Document Type

Conference Proceeding

Publication Date


Publication Title

J Gen Intern Med


CASE: A 64-year-old male with history of atrial fibrillation on apixaban with hospitalization one month prior for acute PE and ACS with PCI to LAD presented with acute heart failure exacerbation secondary to known severe aortic valve regurgitation. Once euvolemic, clopidogrel was transitioned to eptifibatide in anticipation of urgent surgical aortic valve replacement. However, the patient developed significant hemoptysis two days following the initiation of eptifibatide requiring endotracheal intubation for airway management. At that time, eptifibatide was inevitably discontinued and aspirin was continued as antiplatelet monotherapy. Chest x-ray demonstrated diffuse alveolar infiltrates and blood was visualized in all lobes on bronchoscopy. Topical lidocaine was injected with improvement of bleeding and apixaban was subsequently held. Patient received course of high dose steroids with gradual resolution of hemoptysis allowing for extubation. Autoimmune work up was negative and platelets remained stable. Ultimately, patient underwent successful coronary artery bypass grafting with aortic valve replacement and was discharged home.
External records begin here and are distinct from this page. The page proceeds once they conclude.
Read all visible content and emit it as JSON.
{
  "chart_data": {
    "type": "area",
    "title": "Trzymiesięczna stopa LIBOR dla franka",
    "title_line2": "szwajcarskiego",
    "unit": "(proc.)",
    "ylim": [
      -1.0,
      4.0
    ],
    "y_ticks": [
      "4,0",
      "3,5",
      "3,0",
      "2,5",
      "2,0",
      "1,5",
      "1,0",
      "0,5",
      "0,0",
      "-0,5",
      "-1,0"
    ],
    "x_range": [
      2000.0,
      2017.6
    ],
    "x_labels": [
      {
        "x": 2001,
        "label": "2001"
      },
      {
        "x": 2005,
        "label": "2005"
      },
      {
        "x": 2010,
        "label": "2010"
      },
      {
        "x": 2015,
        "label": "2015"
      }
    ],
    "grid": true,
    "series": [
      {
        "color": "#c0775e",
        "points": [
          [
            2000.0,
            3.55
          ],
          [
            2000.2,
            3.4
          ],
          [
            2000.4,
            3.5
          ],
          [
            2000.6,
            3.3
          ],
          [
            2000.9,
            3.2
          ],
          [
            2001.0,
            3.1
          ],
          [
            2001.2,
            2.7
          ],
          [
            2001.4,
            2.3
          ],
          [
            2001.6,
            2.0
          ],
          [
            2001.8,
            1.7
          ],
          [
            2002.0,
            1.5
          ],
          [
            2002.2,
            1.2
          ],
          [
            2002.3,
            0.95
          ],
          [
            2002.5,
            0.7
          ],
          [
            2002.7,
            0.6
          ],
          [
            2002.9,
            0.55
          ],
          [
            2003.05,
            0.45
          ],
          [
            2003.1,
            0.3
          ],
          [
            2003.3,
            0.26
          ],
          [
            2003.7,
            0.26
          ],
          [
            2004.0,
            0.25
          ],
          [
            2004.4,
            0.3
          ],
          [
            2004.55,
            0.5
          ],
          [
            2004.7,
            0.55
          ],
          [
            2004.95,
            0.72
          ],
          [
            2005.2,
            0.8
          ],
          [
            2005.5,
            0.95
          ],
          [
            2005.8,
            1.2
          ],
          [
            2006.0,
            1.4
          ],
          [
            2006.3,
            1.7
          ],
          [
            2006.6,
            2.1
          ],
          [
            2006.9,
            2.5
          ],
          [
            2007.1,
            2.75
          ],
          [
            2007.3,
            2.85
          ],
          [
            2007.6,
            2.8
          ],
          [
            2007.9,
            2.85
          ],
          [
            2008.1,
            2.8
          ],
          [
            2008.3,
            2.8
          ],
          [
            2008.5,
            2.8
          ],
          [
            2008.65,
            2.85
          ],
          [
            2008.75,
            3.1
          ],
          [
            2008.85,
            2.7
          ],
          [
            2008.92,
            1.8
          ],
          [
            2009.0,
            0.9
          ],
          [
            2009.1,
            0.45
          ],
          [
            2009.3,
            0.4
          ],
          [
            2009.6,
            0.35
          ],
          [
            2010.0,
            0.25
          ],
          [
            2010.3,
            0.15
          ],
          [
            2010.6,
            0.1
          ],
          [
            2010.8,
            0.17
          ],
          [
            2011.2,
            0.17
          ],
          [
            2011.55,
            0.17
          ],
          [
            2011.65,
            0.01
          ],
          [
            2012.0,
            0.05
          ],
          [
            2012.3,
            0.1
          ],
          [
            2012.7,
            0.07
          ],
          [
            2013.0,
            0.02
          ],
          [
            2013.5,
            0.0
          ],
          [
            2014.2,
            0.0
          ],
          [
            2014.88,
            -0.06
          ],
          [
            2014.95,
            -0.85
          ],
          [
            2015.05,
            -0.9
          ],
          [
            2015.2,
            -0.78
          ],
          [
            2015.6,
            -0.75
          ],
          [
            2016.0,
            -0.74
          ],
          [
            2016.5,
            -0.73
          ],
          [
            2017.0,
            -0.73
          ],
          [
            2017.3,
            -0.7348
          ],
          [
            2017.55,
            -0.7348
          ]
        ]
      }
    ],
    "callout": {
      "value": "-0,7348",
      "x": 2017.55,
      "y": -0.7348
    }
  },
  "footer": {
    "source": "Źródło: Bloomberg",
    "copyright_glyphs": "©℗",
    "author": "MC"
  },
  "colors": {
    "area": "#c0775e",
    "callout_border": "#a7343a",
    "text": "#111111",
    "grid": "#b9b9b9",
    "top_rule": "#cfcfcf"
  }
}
IMPACT/DISCUSSION: As dual antiplatelet therapy has become protocol medical management following PCI, it does not come without intrinsic risk of major bleeding events. While major bleeding events are recognized, diffuse alveolar hemorrhage is a rare manifestation of bleeding complications associated with antiplatelet therapy. This case describes a case of eptifibatide induced diffuse alveolar hemorrhage in a post PCI surgical patient. DAH secondary to GP IIb/IIIa inhibitors has been previously documented, however, the volume of published cases remains seldom. The first documented case of GP IIb/ IIIa inhibitor induced DAH was described by Stigles and Villa in 1997. Since, there has been an increase in reports of alveolar hemorrhage in relation to this class of antiplatelets. In 2012, Gou et al. composed a comprehensive list of published cases, including 21 isolated cases of GP IIb/IIIa inhibitor induced DAH, three of which were caused by eptifibatide. There have been several more cases describing DAH in patients receiving GP IIb/IIIa inhibitors, and antiplatelet medications in general. Reflecting, the true incidence of DAH due to antiplatelets has yet to be studied extensively. In retrospect, DAH may be a minority in major bleeding complications of antiplatelet therapy, however, it does present as a severe but treatable manifestation if recognized and addressed promptly. This may suggest that DAH should be understood as a potential adverse effect of antiplatelet use and providers must be aware of such presentations.

CONCLUSION: GP IIb/IIIa inhibitors have been associated with several instances of DAH as outlined in literature and providers should be aware of such adverse event. Thorough history and coordination of patient care amongst consultants may prevent undesirable hospital courses, unnecessary exposures, and adverse events during admission.